Tout d’abord, il remarque une plus grande imprégnation du restaurant dans le mode de vie bourgeois français du 19e siècle, ainsi qu’une implication des grands chefs français dans la publication des recueils de recettes domestiques qui répandent une certaine excellence culinaire au sein de la population. On pense au succès de librairie que sont Le Cuisinier impérial (1806, abondamment réédité) de Viard ou La Cuisinière de la campagne et de la ville (1818, abondamment réédité), de Louis-Eustache Audot. Plus tard, à la fin du 19e siècle, d’autres grands chefs comme Henri-Paul Pellepart, se chargeront de la formation des cuisinières ou donneront des conférences destinées aux ménagères. À la même époque sont publiés des magazines féminins tels que Le Pot-au-feu, rédigés eux aussi par des experts en gastronomie. En Angleterre, hélas, on ne trouve aucune initiative semblable à la même époque.

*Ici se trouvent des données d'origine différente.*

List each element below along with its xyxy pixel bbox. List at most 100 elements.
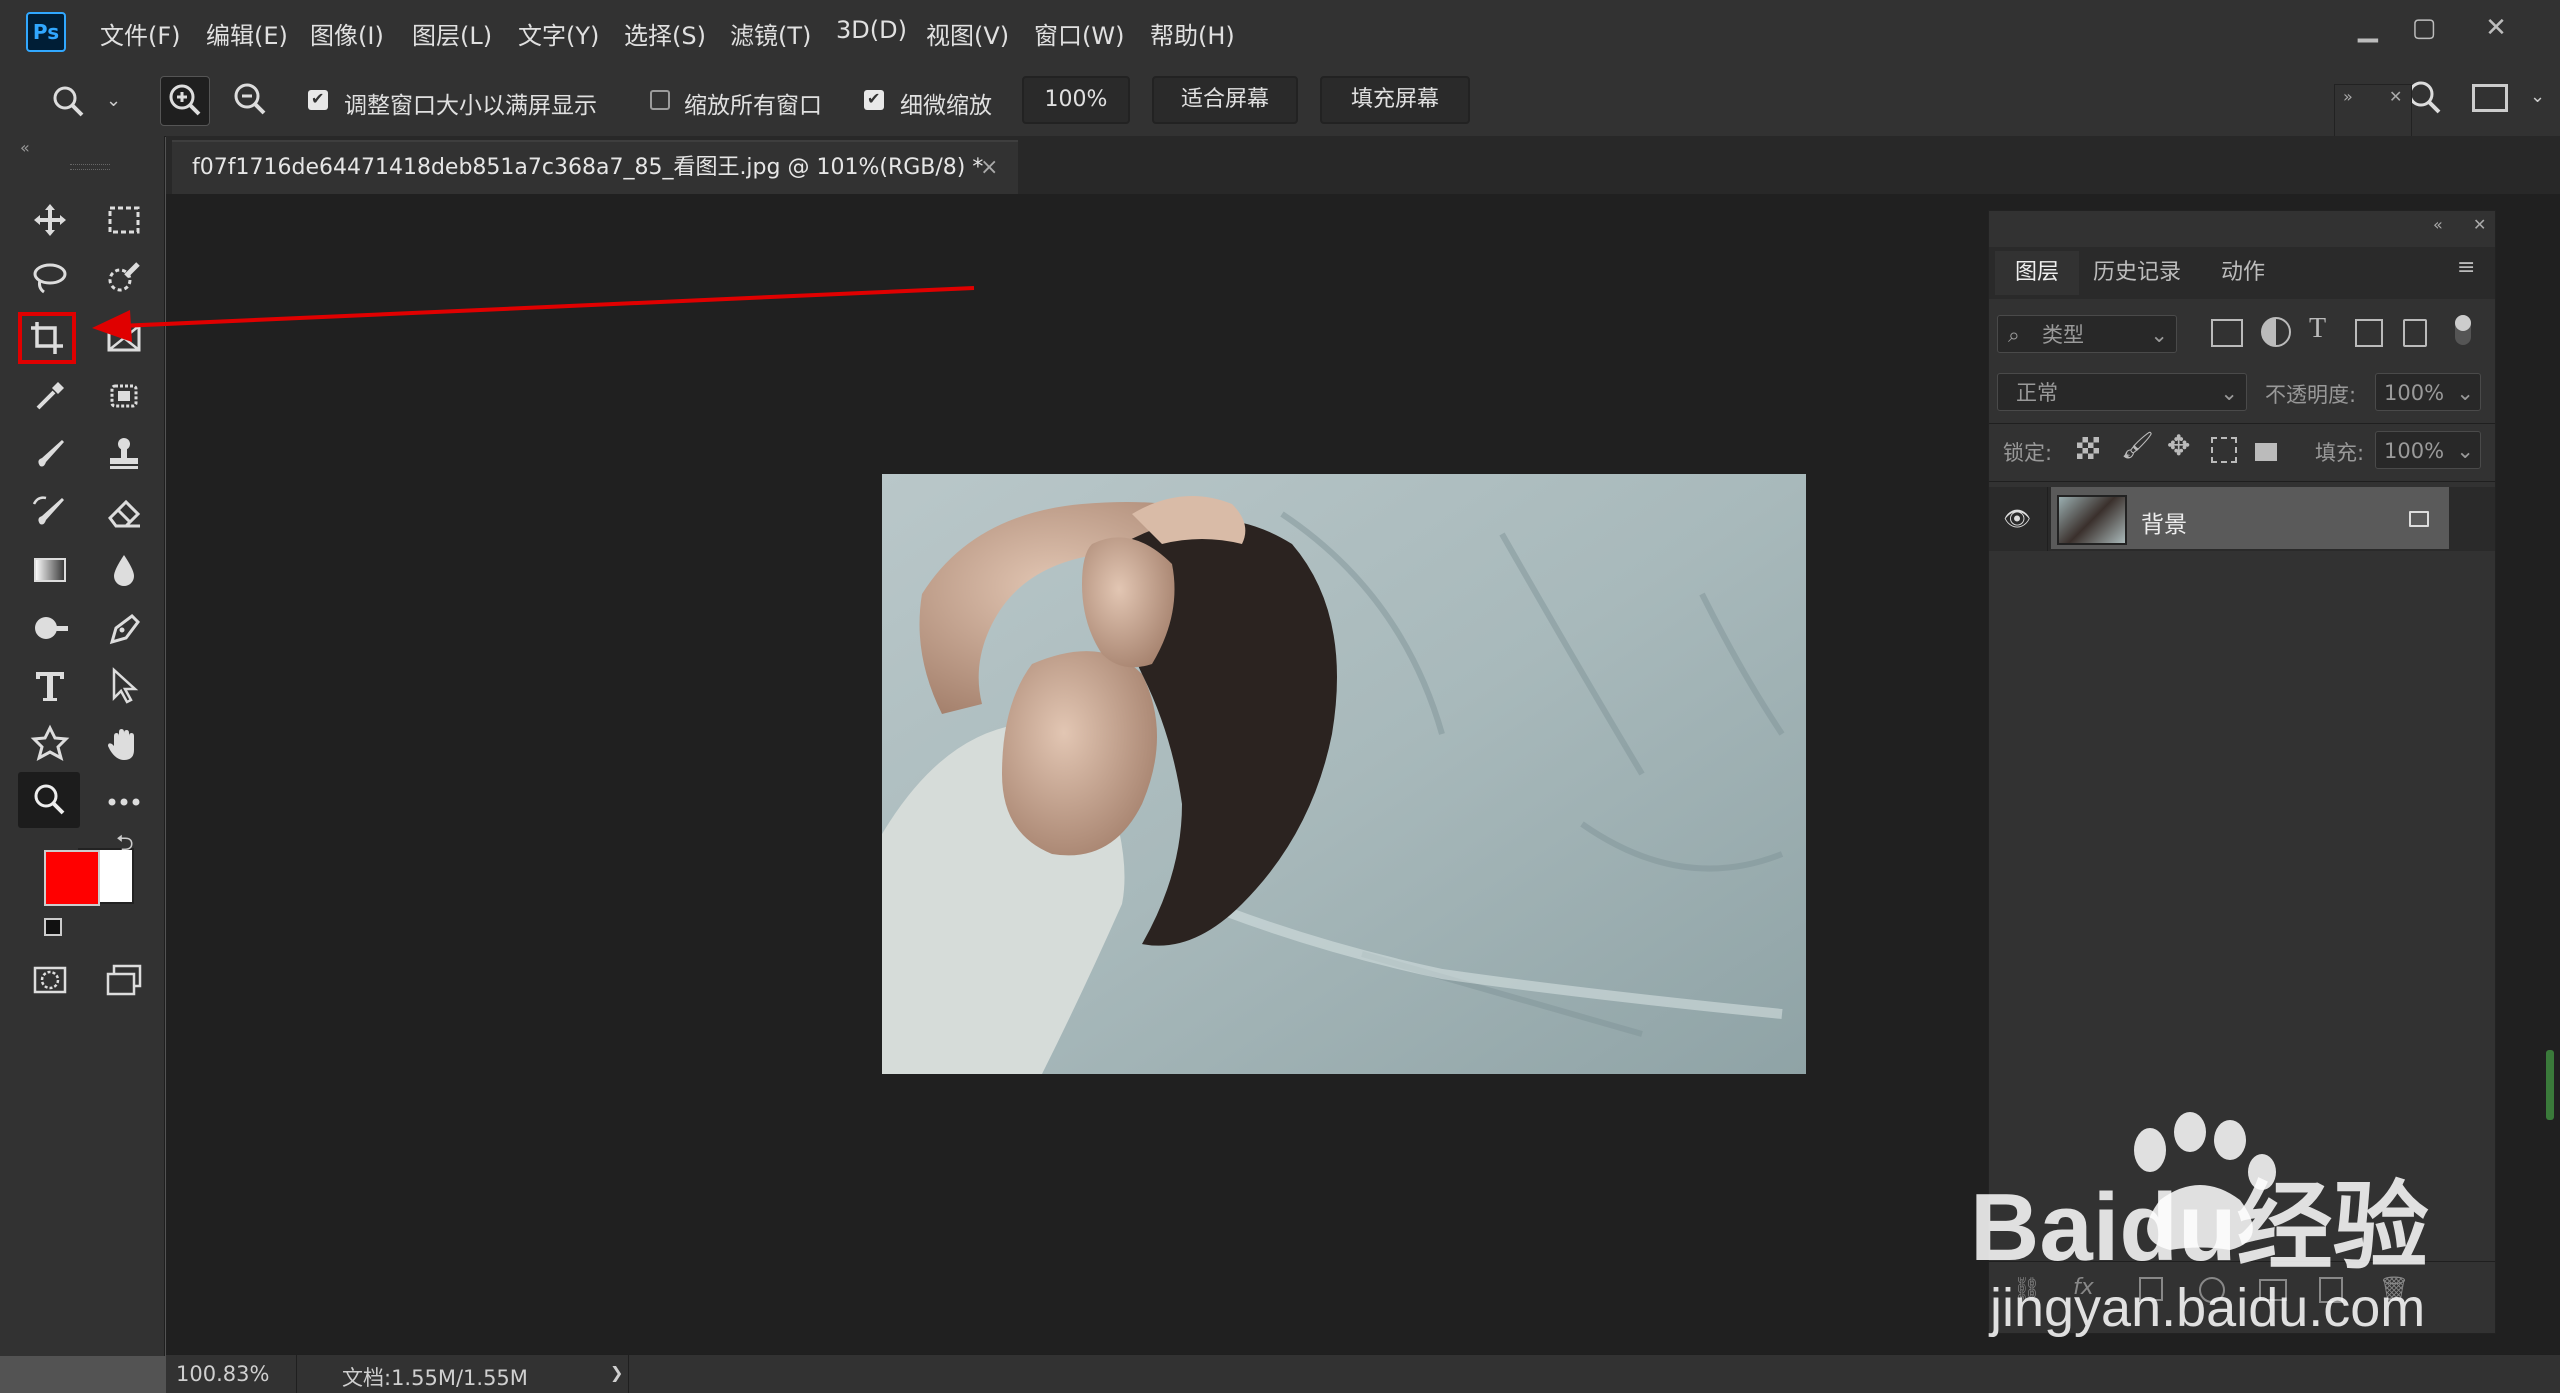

Mennel en impute la faute aux élites anglaises – et à ceux qui les imitent – du 19e siècle qui ont suivi la mode du luxe excessif et de l’élégance française tout en se désintéressant totalement des tâches ménagères. Ainsi, ils ont abondamment engagé des chefs français, décapitant inéluctablement la cuisine anglaise, laissée au peuple peu instruit en matière de cuisine. En conséquence, la cuisine anglaise est fortement dépréciée et cesse de progresser. Une élite culinaire manque singulièrement en Angleterre, une élite qui créerait une haute cuisine inspirée de la cuisine populaire, une élite qui simplifierait une haute cuisine pour la mettre à la portée des ménagères, comme cela se faisait en France.


Voilà pourquoi la cuisine anglaise est entrée dans une longue stagnation, celle d’une cuisine monotone qui n’évolue pas, malgré la publication des ouvrages plus intéressants d’Eliza Acton et d’Isabella Beeton.